Some people love a fixer upper project. Maybe it’s just the front fence, a cupboard off its hinges, or the one board on the deck that everyone is always in danger of falling through. Oftentimes, we leave those projects pending, untouched, on the to-do list. We think, It’s just a little hole, just a little bit of paint, or just a few nails and a couple of screws. While it can be true that putting off these small projects won’t cause any real long-lasting damage to anyone, sometimes that mindset can dangerously carry over into other aspects of life. How many relationships in our lives have been damaged because of an unmended fence? The peeling paint of a neglected friendship can lead to further damage if left untouched. Many relationship problems can be traced back to this same starting point: a lack of acknowledgement and lack of confession of the harm caused.
The Word of God clearly demonstrates the importance of confession with regards to our relationship with God. The closeness we have with our heavenly Father is greatly affected if we walk around each day with unconfessed sin. The tremendous breadth of God’s goodness is displayed in His desire for reconciliation. He wants the wayward son to confess that sin and leave it behind. “If we confess our sins, He is faithful and just to forgive us our sins and to cleanse us from all unrighteousness” (1Jn 1:9).1 This confession to God is to be a daily thing in our lives.
However, when we come to the need to confess our sins to one another, oftentimes it gets set on the back burner, on the “to-do” list along with fixing the back porch or pulling out the weeds. Scripture is clear about the necessity of confessing our sins, not only to God but also to one another.
Confession to Those Whom We Have Wronged
The quickest – and biblical – path to restoring a fractured relationship between believers is for the wrong to be confronted between the two affected parties and for acknowledgement (confession) to take place. The Lord Jesus taught that “if your brother sins against you, go and tell him his fault between you and him alone. If he hears you, you have gained your brother” (Mat 18:15). The quickest path to resolution is for the individual who committed the offense to hear the offense brought to them. There is a willingness implied in the hearing, which suggests that acknowledgement and confession take place. The offender understands they have caused harm and is willing to confess that to the one they have offended.
Oftentimes, we can offend a brother or a sister unknowingly, and confession doesn’t take place because we do not know the distress and hurt we have caused. This same passage encourages the one who has been offended to approach the offender to let them know what has taken place. The worst thing we can do after being offended by a fellow believer is to allow a deep root of bitterness to take hold in our hearts. The book of Hebrews speaks of the danger of allowing this to occur, encouraging us to watch out “lest any root of bitterness springing up cause trouble, and by this many become defiled” (Heb 12:15). How many friendships have ended, how many marriages have broken down, and how many churches have become divided over a lack of confession?

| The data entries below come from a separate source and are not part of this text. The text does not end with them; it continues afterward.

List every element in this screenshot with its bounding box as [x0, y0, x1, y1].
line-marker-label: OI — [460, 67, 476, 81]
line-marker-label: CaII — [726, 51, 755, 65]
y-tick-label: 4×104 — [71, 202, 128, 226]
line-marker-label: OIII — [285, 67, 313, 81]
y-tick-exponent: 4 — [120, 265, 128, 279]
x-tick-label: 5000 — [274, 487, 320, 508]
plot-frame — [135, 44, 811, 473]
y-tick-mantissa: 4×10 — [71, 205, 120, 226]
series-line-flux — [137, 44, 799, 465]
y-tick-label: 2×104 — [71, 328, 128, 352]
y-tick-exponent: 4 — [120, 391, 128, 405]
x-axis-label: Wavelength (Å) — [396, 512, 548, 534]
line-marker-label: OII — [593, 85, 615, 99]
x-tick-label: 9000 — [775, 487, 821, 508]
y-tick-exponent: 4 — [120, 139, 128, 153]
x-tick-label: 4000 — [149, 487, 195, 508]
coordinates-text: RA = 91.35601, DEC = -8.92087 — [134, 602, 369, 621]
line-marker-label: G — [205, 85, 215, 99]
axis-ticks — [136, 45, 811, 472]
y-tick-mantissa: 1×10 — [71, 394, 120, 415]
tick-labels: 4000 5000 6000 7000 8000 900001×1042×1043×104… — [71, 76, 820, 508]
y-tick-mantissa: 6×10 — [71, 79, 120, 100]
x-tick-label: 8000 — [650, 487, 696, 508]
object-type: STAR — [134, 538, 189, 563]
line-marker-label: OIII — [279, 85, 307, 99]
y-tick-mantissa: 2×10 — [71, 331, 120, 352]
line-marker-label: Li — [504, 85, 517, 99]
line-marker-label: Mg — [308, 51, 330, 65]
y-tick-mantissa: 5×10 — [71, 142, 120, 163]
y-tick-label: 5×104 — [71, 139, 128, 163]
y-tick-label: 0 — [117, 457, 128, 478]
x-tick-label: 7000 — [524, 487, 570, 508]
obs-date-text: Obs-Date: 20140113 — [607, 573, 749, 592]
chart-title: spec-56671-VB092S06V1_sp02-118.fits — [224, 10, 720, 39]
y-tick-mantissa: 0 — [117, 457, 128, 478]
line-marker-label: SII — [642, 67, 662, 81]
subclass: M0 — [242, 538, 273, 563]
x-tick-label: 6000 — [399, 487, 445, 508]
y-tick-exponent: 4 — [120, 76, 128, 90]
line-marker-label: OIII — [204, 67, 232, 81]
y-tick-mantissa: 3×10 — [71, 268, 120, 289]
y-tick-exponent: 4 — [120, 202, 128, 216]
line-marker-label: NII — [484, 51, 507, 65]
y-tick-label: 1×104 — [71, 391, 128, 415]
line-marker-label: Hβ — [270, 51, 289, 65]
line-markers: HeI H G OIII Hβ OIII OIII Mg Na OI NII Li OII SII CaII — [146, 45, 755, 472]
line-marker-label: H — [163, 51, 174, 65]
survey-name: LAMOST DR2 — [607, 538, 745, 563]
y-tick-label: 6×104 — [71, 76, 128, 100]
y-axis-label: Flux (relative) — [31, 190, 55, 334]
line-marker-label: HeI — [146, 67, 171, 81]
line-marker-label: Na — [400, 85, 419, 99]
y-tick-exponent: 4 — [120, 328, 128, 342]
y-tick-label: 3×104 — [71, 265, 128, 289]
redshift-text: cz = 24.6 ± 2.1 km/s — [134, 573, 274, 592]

If we are not willing to acknowledge (confess) the wrongdoing, then the teaching of the Lord Jesus advances the severity and seriousness of the situation in the next steps. “But if he will not hear, take with you one or two more, that ‘by the mouth of two or three witnesses every word may be established.’ And if he refuses to hear them, tell it to the church. But if he refuses even to hear the church, let him be to you like a heathen and a tax collector” (Mat 18:16-17). If there is a refusal by the offender to confess, even after being approached by multiple witnesses and finally the church as a whole, the resulting action is much more severe. The wrong can be righted if we would just be willing to obey what Scripture so clearly teaches. Confession towards those we have wronged is necessary. “Bearing with one another, and forgiving one another, if anyone has a complaint against another; even as Christ forgave you, so you also must do” (Col 3:13).
Confession to Those Whom We Trust
There is a further benefit of confession to one another, which the book of James lays out. “Confess your trespasses to one another, and pray for one another, that you may be healed. The effective, fervent prayer of a righteous man avails much” (Jas 5:16). While the context of the passage seems to refer more to physical healing due to a sickness that was brought on by sin, there is a very evident application as well that our spiritual wellbeing is affected by sin in our lives. First and foremost, sin must be confessed to God, but there is further benefit shown in confiding in a trusted believer or a small group of believers to let them know of a sin that is tempting us, something with which we are struggling. The reason to confess this to another believer is not so that they become privy to all the details of your struggles in order to share them with others, but rather that they may pray. If a believer confesses a sin to us, our primary response should be to lift up that believer in prayer to the Lord. May our prayers be fervent for one another, that we may each experience spiritual recovery after having sinned.
1 Bible quotations in this article are from the NKJV.